Wisła przedstawiła zasady i harmonogram sprzedaży biletów na pierwsze od 12 lat spotkanie w Europie, które odbędzie się 11 lipca na stadionie w Krakowie. Pierwszeństwo będą mieli posiadacze karnetów na nowy sezon lub rundę jesienną, którzy mogą liczyć na 30% rabat i dodatkowo kupić jeden bilet w normalnej cenie dla innej osoby. Wisła doceniła także członków stowarzyszenia Socios, którym w zamkniętej sprzedaży oferuje bilet dla siebie i dziecka do 14. roku życia. Otwarta sprzedaż ruszy 5 lipca. Prezes Jarosław Królewski poinformował, że złotówka od każdego biletu trafi na konto fundacji pomagającej zwierzętom „Stawiamy na Łapy”, która ma problemy finansowe i prowadzi zbiórką w internecie. Włodarz klubu zachęcił też fanów do indywidualnego wsparcia fundacji.

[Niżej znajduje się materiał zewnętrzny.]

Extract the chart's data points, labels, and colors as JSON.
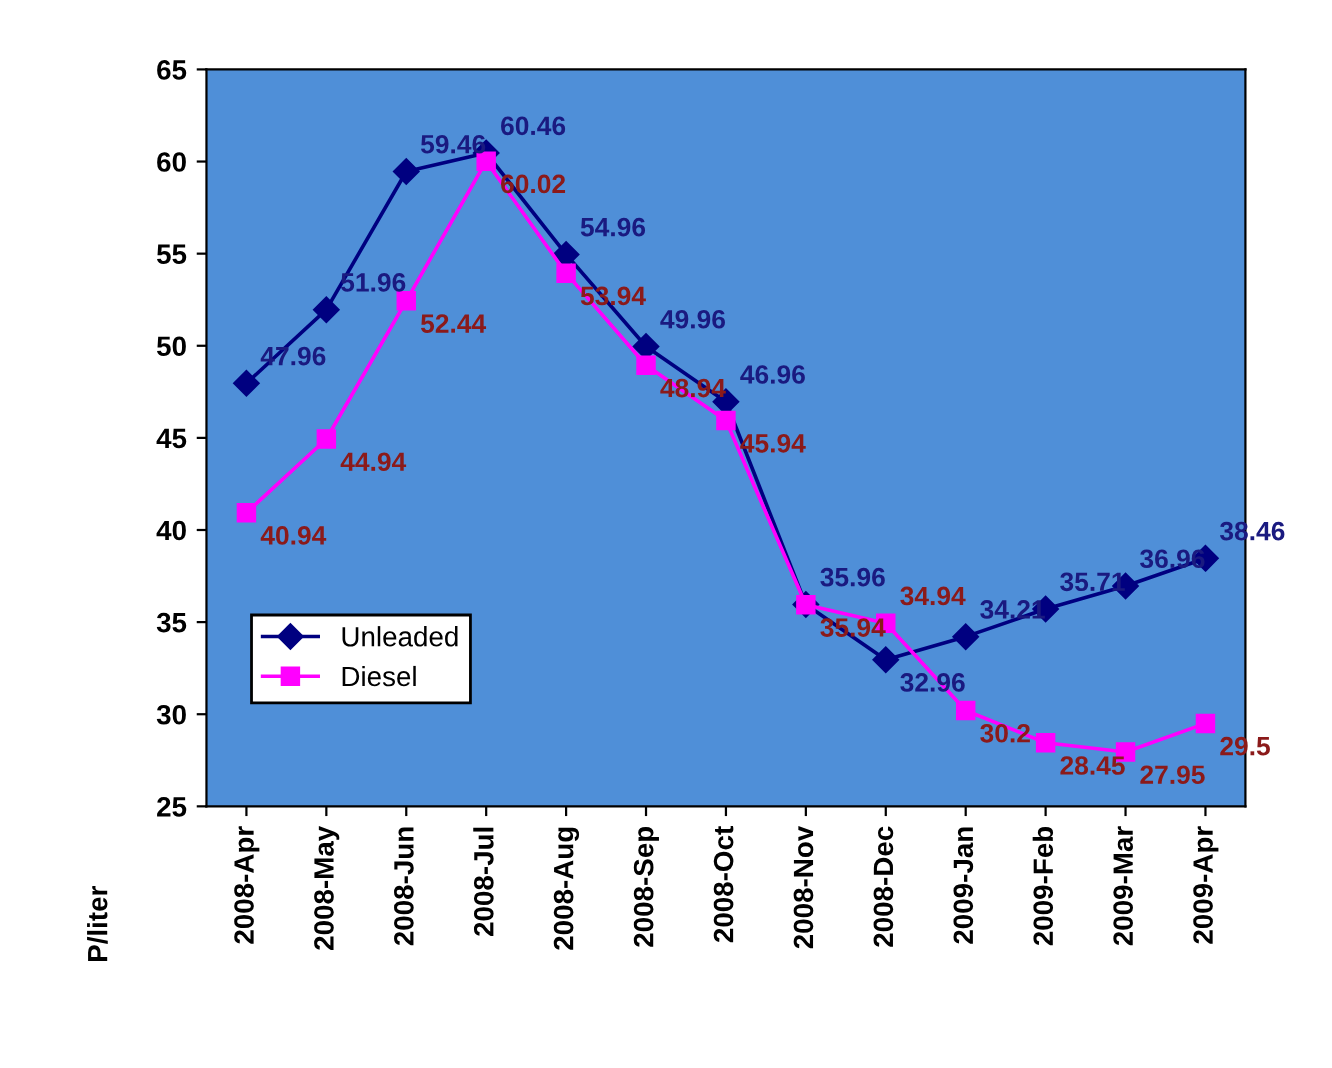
{
  "chart_data": {
    "type": "line",
    "ylabel": "P/liter",
    "categories": [
      "2008-Apr",
      "2008-May",
      "2008-Jun",
      "2008-Jul",
      "2008-Aug",
      "2008-Sep",
      "2008-Oct",
      "2008-Nov",
      "2008-Dec",
      "2009-Jan",
      "2009-Feb",
      "2009-Mar",
      "2009-Apr"
    ],
    "series": [
      {
        "name": "Unleaded",
        "color": "#000080",
        "marker": "diamond",
        "values": [
          47.96,
          51.96,
          59.46,
          60.46,
          54.96,
          49.96,
          46.96,
          35.96,
          32.96,
          34.21,
          35.71,
          36.96,
          38.46
        ]
      },
      {
        "name": "Diesel",
        "color": "#ff00ff",
        "marker": "square",
        "values": [
          40.94,
          44.94,
          52.44,
          60.02,
          53.94,
          48.94,
          45.94,
          35.94,
          34.94,
          30.2,
          28.45,
          27.95,
          29.5
        ]
      }
    ],
    "ylim": [
      25,
      65
    ],
    "yticks": [
      25,
      30,
      35,
      40,
      45,
      50,
      55,
      60,
      65
    ],
    "grid": false,
    "legend": "left",
    "data_labels": true,
    "line_style": "solid"
  }
}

Wczoraj klub poinformował, że do Krakowa nie wybiera się zorganizowana grupa kibiców Llapi, dlatego cały stadion będzie dostępny dla gospodarzy. To oznacza, że na żywo (początek o godz. 20.30) mecz będzie mogło obejrzeć 33 tysięcy osób. Pod Wawelem sami są ciekawi, jaką frekwencję uda się osiągnąć. Z jednej strony „Biała gwiazda” wraca do Europy, a kibice będą ciekawi gry drużyny pod skrzydłami nowego szkoleniowca. Z drugiej strony trzeba przyznać, że rywal nie jest zbyt atrakcyjny, a lipiec to czas wyjazdów na wakacje. Kibice są jednak zadowoleni, że klub nie przeszarżował z cenami. Fani nieposiadający karnetu i uprawnień do innych zniżek muszą liczyć się z wydatkiem od 55 zł w górę. Jak na krakowskie standardy jest to dobra oferta.